78R6681 AJA-D
By: Brown of Kaufman H.B. No. 1291
A BILL TO BE ENTITLED
AN ACT
relating to the provision of loss experience information to certain
group health benefit plan policy and contract holders.
BE IT ENACTED BY THE LEGISLATURE OF THE STATE OF TEXAS:
SECTION 1. Subchapter E, Chapter 21, Insurance Code, is
amended by adding Article 21.67 to read as follows:
Art. 21.67. PROVISION OF LOSS HISTORY TO CERTAIN HEALTH
BENEFIT PLAN POLICY OR CONTRACT HOLDERS
Sec. 1. DEFINITION. (a) In this article, "group health
benefit plan" means a group plan that provides benefits for medical
or surgical expenses incurred as a result of a health condition,
accident, or sickness, including a group, blanket, or franchise
insurance policy or insurance agreement, a group hospital service
contract, or a group evidence of coverage or similar coverage
document that is offered by:
(1) an insurance company;
(2) a group hospital service corporation operating
under Chapter 842 of this code;
(3) a fraternal benefit society operating under
Chapter 885 of this code;
(4) a stipulated premium insurance company operating
under Chapter 884 of this code;
(5) an exchange operating under Chapter 942 of this
code;
(6) a Lloyds' plan operating under Chapter 941 of this
code;
(7) a health maintenance organization operating under
Chapter 843 of this code;
(8) a multiple employer welfare arrangement that holds
a certificate of authority under Chapter 846 of this code; or
(9) an approved nonprofit health corporation that
holds a certificate of authority under Chapter 844 of this code.
(b) The term includes a small employer health benefit plan
written under Chapter 26 of this code.
(c) The term does not include:
(1) a plan that provides coverage:
(A) only for a specified disease or other limited
benefit;
(B) only for accidental death or dismemberment;
(C) for wages or payments in lieu of wages for a
period during which an employee is absent from work because of
sickness or injury;
(D) as a supplement to a liability insurance
policy;
(E) only for dental or vision care; or
(F) only for indemnity for hospital confinement;
(2) a Medicare supplemental policy as defined by
Section 1882(g)(1), Social Security Act (42 U.S.C. Section 1395ss),
as amended;
(3) a workers' compensation insurance policy;
(4) medical payment insurance coverage provided under
a motor vehicle insurance policy;
(5) a credit insurance policy; or
(6) a long-term care policy, including a nursing home
fixed indemnity policy, unless the commissioner determines that the
policy provides benefit coverage so comprehensive that the policy
is a group health benefit plan as described by Subsection (a).
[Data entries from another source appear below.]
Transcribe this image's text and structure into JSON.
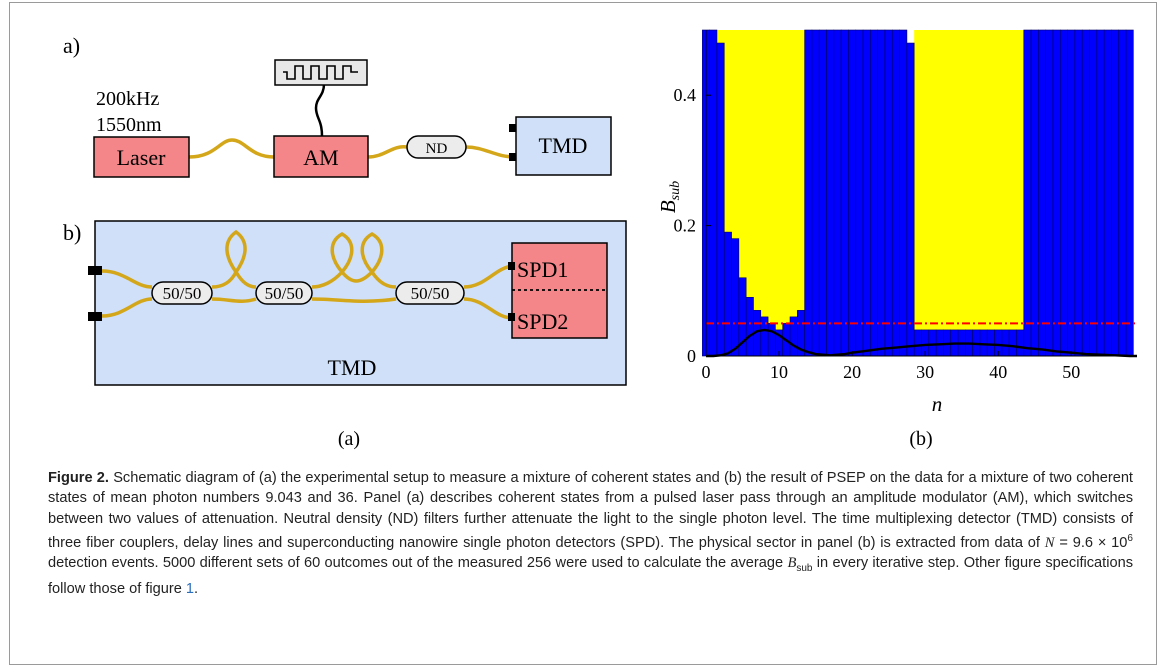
{
  "panel_a": {
    "label_a": "a)",
    "label_b": "b)",
    "laser_rate": "200kHz",
    "laser_wavelength": "1550nm",
    "laser_label": "Laser",
    "am_label": "AM",
    "nd_label": "ND",
    "tmd_label": "TMD",
    "coupler_labels": [
      "50/50",
      "50/50",
      "50/50"
    ],
    "spd1_label": "SPD1",
    "spd2_label": "SPD2",
    "tmd_box_label": "TMD",
    "subcaption": "(a)"
  },
  "panel_b": {
    "subcaption": "(b)"
  },
  "chart_data": {
    "type": "bar",
    "xlabel": "n",
    "ylabel": "B_sub",
    "xlim": [
      0,
      59
    ],
    "ylim": [
      0,
      0.5
    ],
    "xticks": [
      "0",
      "10",
      "20",
      "30",
      "40",
      "50"
    ],
    "yticks": [
      "0",
      "0.2",
      "0.4"
    ],
    "colors": {
      "bars": "#0000ff",
      "physical_sector": "#ffff00",
      "threshold": "#ff0000",
      "curve": "#000000"
    },
    "threshold": 0.05,
    "physical_sectors": [
      [
        1.5,
        14
      ],
      [
        28.5,
        44.5
      ]
    ],
    "values": [
      0.5,
      0.5,
      0.48,
      0.19,
      0.18,
      0.12,
      0.09,
      0.07,
      0.06,
      0.05,
      0.04,
      0.05,
      0.06,
      0.07,
      0.5,
      0.5,
      0.5,
      0.5,
      0.5,
      0.5,
      0.5,
      0.5,
      0.5,
      0.5,
      0.5,
      0.5,
      0.5,
      0.5,
      0.48,
      0.04,
      0.04,
      0.04,
      0.04,
      0.04,
      0.04,
      0.04,
      0.04,
      0.04,
      0.04,
      0.04,
      0.04,
      0.04,
      0.04,
      0.04,
      0.5,
      0.5,
      0.5,
      0.5,
      0.5,
      0.5,
      0.5,
      0.5,
      0.5,
      0.5,
      0.5,
      0.5,
      0.5,
      0.5,
      0.5
    ],
    "curve": {
      "x": [
        0,
        1,
        2,
        3,
        4,
        5,
        6,
        7,
        8,
        9,
        10,
        11,
        12,
        13,
        14,
        15,
        16,
        17,
        18,
        19,
        20,
        22,
        24,
        26,
        28,
        30,
        32,
        34,
        36,
        38,
        40,
        42,
        44,
        46,
        48,
        50,
        52,
        54,
        56,
        58,
        59
      ],
      "y": [
        0.0,
        0.0,
        0.001,
        0.004,
        0.011,
        0.021,
        0.031,
        0.038,
        0.04,
        0.038,
        0.032,
        0.024,
        0.016,
        0.01,
        0.006,
        0.003,
        0.002,
        0.001,
        0.002,
        0.003,
        0.005,
        0.008,
        0.011,
        0.013,
        0.015,
        0.017,
        0.018,
        0.019,
        0.019,
        0.018,
        0.017,
        0.015,
        0.012,
        0.01,
        0.007,
        0.005,
        0.003,
        0.002,
        0.001,
        0.0,
        0.0
      ]
    }
  },
  "caption": {
    "fig_label": "Figure 2.",
    "part1": " Schematic diagram of (a) the experimental setup to measure a mixture of coherent states and (b) the result of PSEP on the data for a mixture of two coherent states of mean photon numbers 9.043 and 36. Panel  (a) describes coherent states from a pulsed laser pass through an amplitude modulator (AM), which switches between two values of attenuation. Neutral density (ND) filters further attenuate the light to the single photon level. The time multiplexing detector (TMD) consists of three fiber couplers, delay lines and superconducting nanowire single photon detectors (SPD). The physical sector in panel (b) is extracted from data of ",
    "n_var": "N",
    "n_eq": " = 9.6 × 10",
    "n_exp": "6",
    "part2": " detection events. 5000 different sets of 60 outcomes out of the measured 256 were used to calculate the average ",
    "b_var": "B",
    "b_sub": "sub",
    "part3": " in every iterative step. Other figure specifications follow those of figure ",
    "ref": "1",
    "part4": "."
  }
}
Sec. 2. PROVISION OF LOSS HISTORY. (a) Not later than the
90th day before the expiration date of a group health benefit plan
that covers a group of 10 or more individuals, the issuer of the
plan shall provide the policy or contract holder a written
statement, in the format prescribed by the commissioner by rule, of
the premiums and claims paid under the plan for each month before
the statement is prepared and any additional experience prescribed
by the commissioner by rule. The commissioner may not require for
the purposes of this article that an issuer of a group health
benefit plan provide nonpublic personal health information as
defined by Article 28B.01 of this code.
(b) Not later than the 60th day after the expiration date of
a group health benefit plan that covers a group of 10 or more
individuals, the issuer of the plan shall provide the policy or
contract holder a written statement of the information described by
Subsection (a) of this section for each month not included in the
statement required by Subsection (a).
SECTION 2. This Act applies only to a health benefit plan
policy or contract that expires on or after January 1, 2004. A
policy or contract that expires before that date is governed by the
law in effect immediately before the effective date of this Act, and
that law is continued in effect for that purpose.
SECTION 3. This Act takes effect September 1, 2003.